Mitchell Christian student named recipient of Sanford School of Medicine scholarship

Apr. 19—MITCHELL — A year ago, practicing medicine wasn't on Joseph Tegethoff's radar.

Now at the end of his senior year at Mitchell Christian School, Tegethoff has a spot saved for him in medical school. And it's all thanks to the Sanford School of Medicine's Alumni Student Scholarship.

The scholarship, which selects four South Dakota high school seniors each year, assures Tegethoff a spot in medical school when the time comes without taking the Medical College Admission Test, or MCAT. It also guarantees him an annual $1,000 stipend for up to four years of medical school and makes him eligible to win an additional $5,000 annual scholarship, also renewable for up to four years of medical school.

"It eases my mind knowing that I don't have to take the MCAT and I have a spot in med school reserved," Tegethoff said. "I can just worry about college and not have to worry if I will even make it into med school. I don't have to worry if all of my work and studying will essentially be for nothing."

The scholarship is a part of the Alumni Student Scholars Program, which is a cooperative program of a number of entities, including the Sanford School of Medicine of the University of South Dakota, the Alumni Relations Council and USD and the USD Honors Program.

"Our Alumni Student Scholars Program (ASSP) is an incredible opportunity for South Dakota high schoolers interested in medical school," said Nicole Plesec, assistant director of the Medical School Alumni Relations office.

ASSP is open to students who are in their senior year at a South Dakota high school. The student must have a minimum ACT score of 28 or a minimum combined SAT score of 1240. But the selection process goes beyond academic accomplishments and potential. The committee also seeks out students with personal qualities required of a good physician.

"Joseph was a fun candidate to work with," said Martin Christensen, a local USD alumnus and a retired longtime Mitchell physician. "It's a tough process and those who make it through to the interview process, it shows their desire. Practicing medicine is a longterm committment. "

Though the path seems well paved for him now thanks to the ASSP, Tegethoff didn't know he wanted to be a physician until last year at the end of his junior year. Before that, he says, he planned to be a biomedical engineer.

"I knew I wanted to do something medical. I changed gears a little and decided to go into the medical field and practice medicine because I want to be able to help people and change people's lives," Tegethoff said. "I want to be able to make people's lives better."

Tegethoff says the change in career plans was in part thanks to his mom, Jennifer, who is a pediatrician with the Avera Medical Group in Mitchell.

"Having my mom in the medical field was definitely a huge factor in why I want to go into the medical field and why I want to go into pediatrics," Tegethoff said. "I see how she is able to help kids and help parents with their kids. I want to go into pediatrics, too."

Tegethoff has had some good role models along the way, in addition to his mom. Christensen, who practiced in Mitchell from 1985 until 2019, regularly talks with students about the ASSP and provides guidance to high school students interested in entering the field of medicine. He helped line up a number of shadowing opportunities for Tegethoff, including one with Dr. Aaron Baas, who he spent the most time with.

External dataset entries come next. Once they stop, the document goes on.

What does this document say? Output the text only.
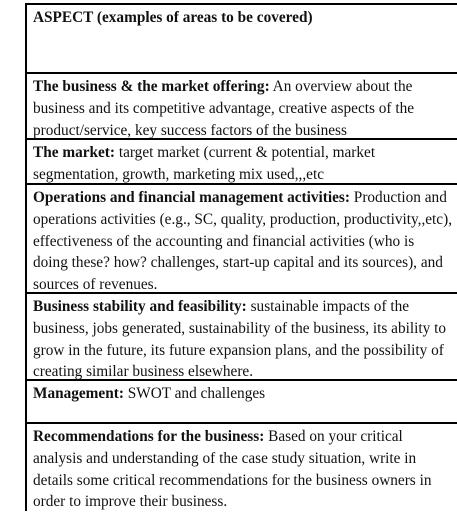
ASPECT (examples of areas to be covered)
The business & the market offering: An overview about the business and its competitive advantage, creative aspects of the product/service, key success factors of the business
The market: target market (current & potential, market segmentation, growth, marketing mix used,,,etc
Operations and financial management activities: Production and operations activities (e.g., SC, quality, production, productivity,,etc), effectiveness of the accounting and financial activities (who is doing these? how? challenges, start-up capital and its sources), and sources of revenues.
Business stability and feasibility: sustainable impacts of the business, jobs generated, sustainability of the business, its ability to grow in the future, its future expansion plans, and the possibility of creating similar business elsewhere.
Management: SWOT and challenges
Recommendations for the business: Based on your critical analysis and understanding of the case study situation, write in details some critical recommendations for the business owners in order to improve their business.
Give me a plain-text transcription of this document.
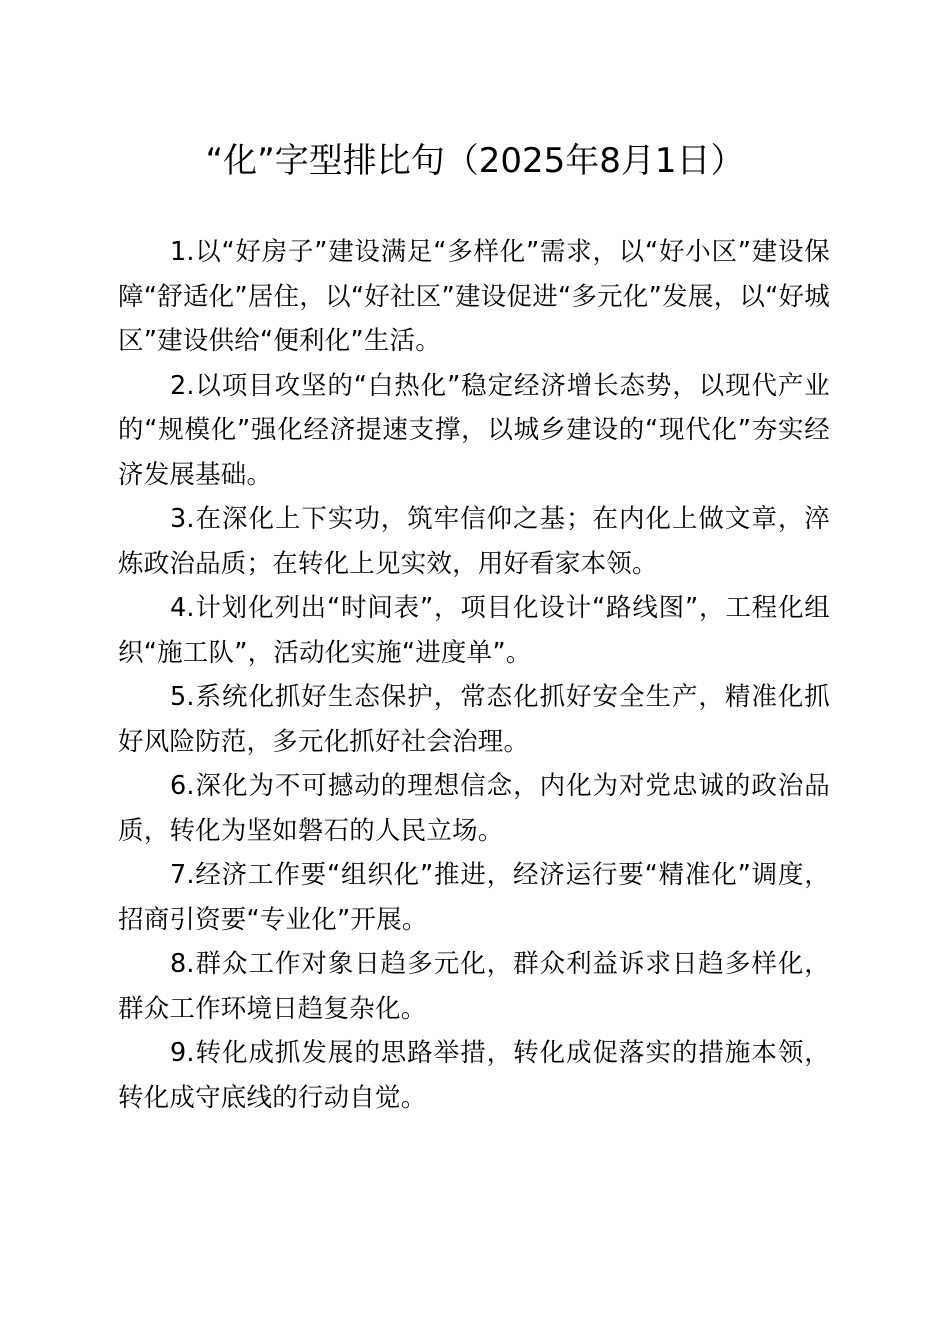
“化”字型排比句（2025年8月1日）

1.以“好房子”建设满足“多样化”需求，以“好小区”建设保障“舒适化”居住，以“好社区”建设促进“多元化”发展，以“好城区”建设供给“便利化”生活。

2.以项目攻坚的“白热化”稳定经济增长态势，以现代产业的“规模化”强化经济提速支撑，以城乡建设的“现代化”夯实经济发展基础。

3.在深化上下实功，筑牢信仰之基；在内化上做文章，淬炼政治品质；在转化上见实效，用好看家本领。

4.计划化列出“时间表”，项目化设计“路线图”，工程化组织“施工队”，活动化实施“进度单”。

5.系统化抓好生态保护，常态化抓好安全生产，精准化抓好风险防范，多元化抓好社会治理。

6.深化为不可撼动的理想信念，内化为对党忠诚的政治品质，转化为坚如磐石的人民立场。

7.经济工作要“组织化”推进，经济运行要“精准化”调度，招商引资要“专业化”开展。

8.群众工作对象日趋多元化，群众利益诉求日趋多样化，群众工作环境日趋复杂化。

9.转化成抓发展的思路举措，转化成促落实的措施本领，转化成守底线的行动自觉。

He also got to spend a day with the fire department riding along in an ambulance.

"Marty is a great mentor and has helped me shadow a number of different doctors," Tegethloff said. "He has taught me a lot about the medical field."

In addition to maintaining a 4.0 GPA while in high school, Tegethoff stays busy with many extracurricular activities. Tegethoff has been involved in cross country, basketball and track all four years while at Mitchell Christian.

Tegethoff will attend USD in the fall to study medical biology in the pre-med program. Beyond that, he isn't exactly sure where this journey will take him.

According to Christensen, ASSP's goal is to encourage high school students to consider a career in family medicine with the intent to serve underserved areas or populations within the state, though comitting to practice within the state is not a requirement of the award.

"I plan to practice wherever the medical field takes me, but it would be great to come back and practice in South Dakota, in the community that I was raised in and that helped raise me," Tegethoff said.